El argumento es de sobra conocido: en la Inglaterra victoriana, un importante hombre de negocios (Michael Redgrave) contrata a una puritana institutriz, Miss Giddens (Deborah Kerr), para que se desplace a su casa de campo y se haga cargo de la educación de sus sobrinos Miles y Flora, a los que no se siente especialmente unido y para los que su vida disipada y cosmopolita apenas deja tiempo. De hecho, parte de las instruccinoes de su nuevo empleo consisten en disponer de total autonomía y capacidad de decisión, en no molestarle con ninguna cuestión relativa a los niños.
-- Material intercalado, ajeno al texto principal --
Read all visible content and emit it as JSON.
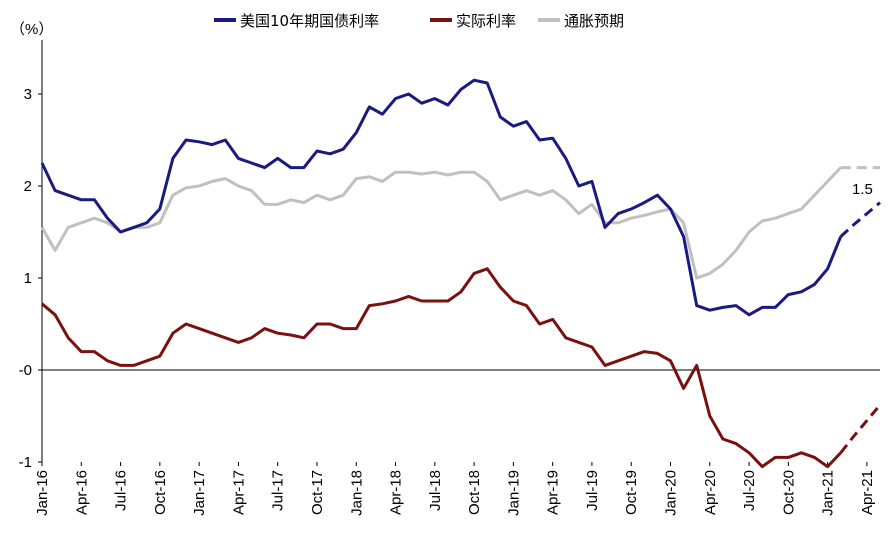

Auxiliada por la señora Grose (Megs Jenkins, espléndida en su interpretación), todo parece sonreír a la recién llegada: un marco incomparable (una lujosísima mansión situada en un entorno bellísimo de bosques, prados y lagos), unos niños deliciosos (aunque se vislumbre en ellos algún sombrío recoveco, tal vez producto de su temprana orfandad y de las desatenciones de su tío) y un clima de paz y tranquilidad que consigue que olvide sus propios traumas. No obstante, tanta placidez queda sumergida en el caos cuando Miss Giddens tiene conocimiento, a través de la señora Grose y de los niños, de los tremendos acontecimientos que tuvieron lugar en la casa no hace mucho tiempo: la muerte de Peter Quint (Peter Wyngarte), el asistente del dueño de la casa, y el posterior suicidio de su antecesora en el cargo, y amante de Quint, Miss Jessel (Clytie Jessop). Miss Giddens sospecha que aquellos hechos ejercen todavía una traumática influencia sobre los niños, y siente que los extraños fenómenos a los que asiste a continuación suponen la confirmación de sus sospechas.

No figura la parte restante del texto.